Prisoner #1056
- Hardcover edition
- Author: Roy Ratnavel
- Language: English
- Subject: Autobiography
- Genre: Non-fiction
- Publisher: Viking Canada
- Publication date: April 18, 2023
- Publication place: Canada
- Media type: Print, e-book, audiobook
- Pages: 272 pp.
- ISBN: 978-0-7352-4572-3

= Prisoner No.1056 =

2023 memoir by Roy Ratnavel

Prisoner #1056: How I Survived War and Found Peace is a memoir by Roy Ratnavel, a Sri Lankan Tamil Canadian war victim and business executive.

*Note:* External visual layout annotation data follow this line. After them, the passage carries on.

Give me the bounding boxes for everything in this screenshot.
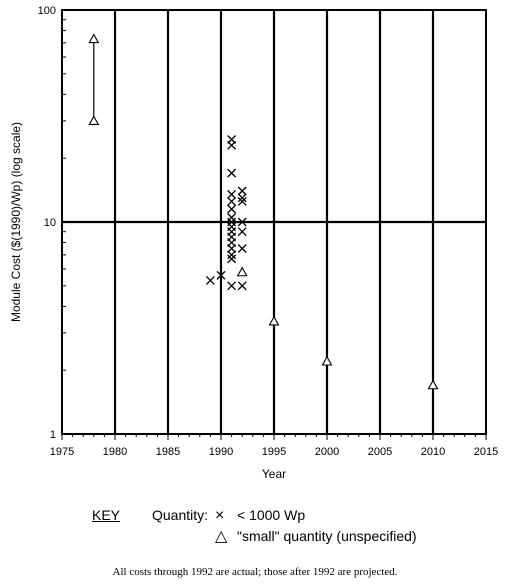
x-tick-label: 1980: [103, 446, 127, 458]
legend-title: KEY: [92, 503, 120, 527]
legend-heading: Quantity:: [152, 503, 208, 527]
axis-ticks: 1975 1980 1985 1990 1995 2000 2005 2010 2015 1 10 1…: [38, 5, 499, 458]
cross-marker: [228, 282, 236, 290]
footnote: All costs through 1992 are actual; those…: [0, 566, 510, 578]
x-tick-label: 2015: [474, 446, 498, 458]
cross-marker: [228, 205, 236, 213]
cross-marker: [228, 141, 236, 149]
grid-lines: [62, 10, 486, 434]
y-tick-label: 1: [50, 429, 56, 441]
cross-marker: [228, 251, 236, 259]
y-axis-label: Module Cost ($(1990)/Wp) (log scale): [9, 122, 23, 322]
x-axis-label: Year: [262, 467, 286, 481]
triangle-marker: [323, 357, 332, 365]
x-tick-label: 1985: [156, 446, 180, 458]
x-tick-label: 2005: [368, 446, 392, 458]
cross-marker: [228, 214, 236, 222]
legend-label: < 1000 Wp: [237, 507, 305, 523]
y-tick-label: 100: [38, 5, 56, 17]
cross-marker: [228, 169, 236, 177]
cross-marker: [238, 228, 246, 236]
x-tick-label: 1975: [50, 446, 74, 458]
chart: 1975 1980 1985 1990 1995 2000 2005 2010 2015 1 10 1…: [0, 0, 510, 500]
y-tick-label: 10: [44, 217, 56, 229]
x-tick-label: 1990: [209, 446, 233, 458]
cross-marker: [206, 276, 214, 284]
triangle-marker: [89, 34, 98, 42]
x-tick-label: 2000: [315, 446, 339, 458]
cross-marker: [228, 197, 236, 205]
triangle-marker-icon: △: [215, 525, 237, 549]
cross-marker: [228, 255, 236, 263]
triangle-marker: [270, 317, 279, 325]
triangle-marker: [238, 268, 247, 276]
cross-marker: [238, 244, 246, 252]
legend-item-small-quantity: △ "small" quantity (unspecified): [215, 524, 417, 549]
x-tick-label: 2010: [421, 446, 445, 458]
triangle-marker: [89, 116, 98, 124]
triangle-marker: [429, 381, 438, 389]
legend-label: "small" quantity (unspecified): [237, 528, 417, 544]
x-tick-label: 1995: [262, 446, 286, 458]
cross-marker: [238, 282, 246, 290]
cross-marker: [228, 190, 236, 198]
data-marks: [89, 34, 437, 388]
cross-marker: [238, 187, 246, 195]
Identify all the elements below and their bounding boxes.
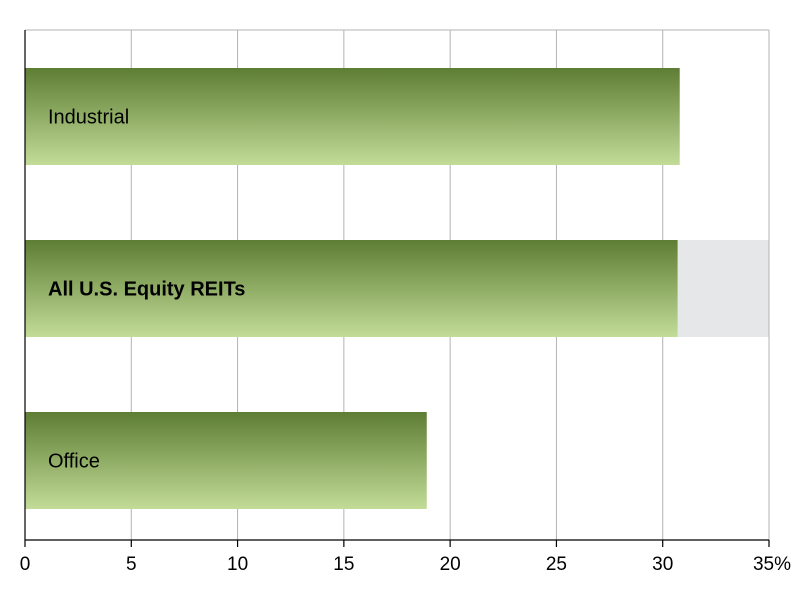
axes [24,30,770,547]
category-labels: Industrial All U.S. Equity REITs Office [48,107,245,473]
x-tick-labels: 0 5 10 15 20 25 30 35% [20,554,791,575]
x-tick-label: 0 [20,554,31,575]
bar [25,240,678,337]
x-tick-label: 10 [227,554,248,575]
x-tick-label: 35% [753,554,791,575]
x-tick-label: 25 [546,554,567,575]
x-tick-label: 5 [126,554,137,575]
x-tick-label: 15 [333,554,354,575]
category-label: Industrial [48,107,129,129]
bar [25,68,680,165]
x-tick-label: 20 [440,554,461,575]
category-label: All U.S. Equity REITs [48,279,245,301]
x-tick-label: 30 [652,554,673,575]
bars [25,68,680,509]
bar [25,412,427,509]
category-label: Office [48,451,100,473]
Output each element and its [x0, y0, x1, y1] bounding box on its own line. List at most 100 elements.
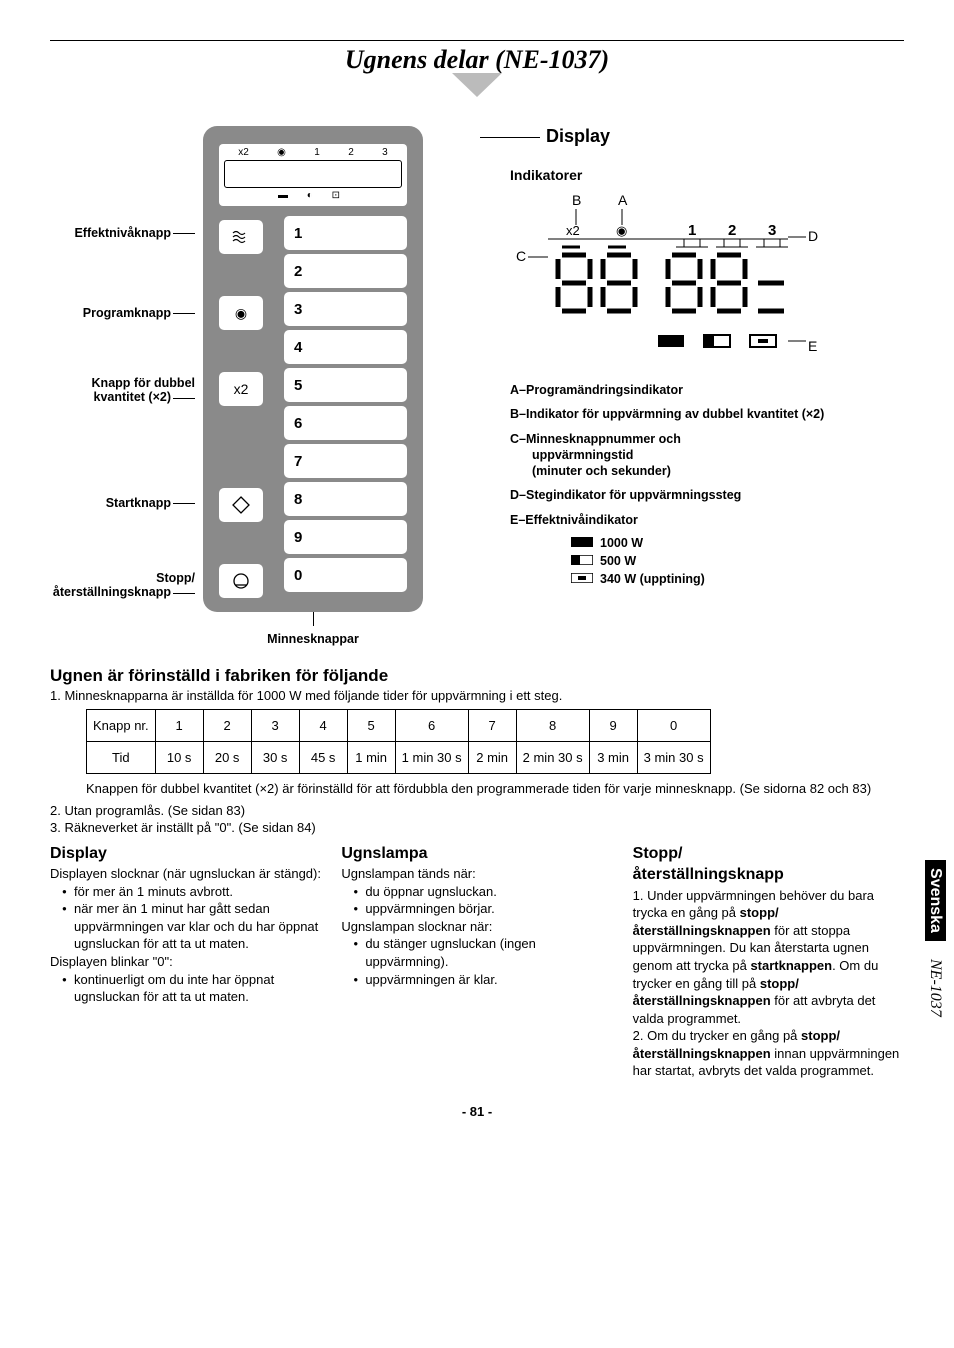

Prisoner #1056 narrates Ratnavel’s immigrant story, fleeing from torture and imprisonment, arriving in Canada with $50 in his pocket, and then rising from the mailroom to the executive suite.

==Recognition==

- CBC Books listed on June 20, 2023, 'Prisoner #1056' as one of the '15 Canadian books to read for World Refugee Day'; The United Nations has created this day in its bid to raise awareness how the refugees around the world are undergoing inhumanity and severe hardships.

- #1 National Bestseller – The memoir reached #1 on Canada’s national non‑fiction bestseller list for the week of May 5, 2023, as reported by The Globe and Mail (via a pay‑walled list) and confirmed by the author’s announcement on social media.

- 2024 Axiom Business Book Award – Bronze Medal (Memoir / Biography) – Prisoner # 1056 was awarded the Bronze Medal in category 24 (Memoir / Biography) at the 2024 Axiom Business Book Awards.

- Audible Canada – Best of 2023 Audiobooks – The audiobook version was selected among Audible Canada’s “Best of 2023” audiobook titles, listing Prisoner # 1056 among its notable picks.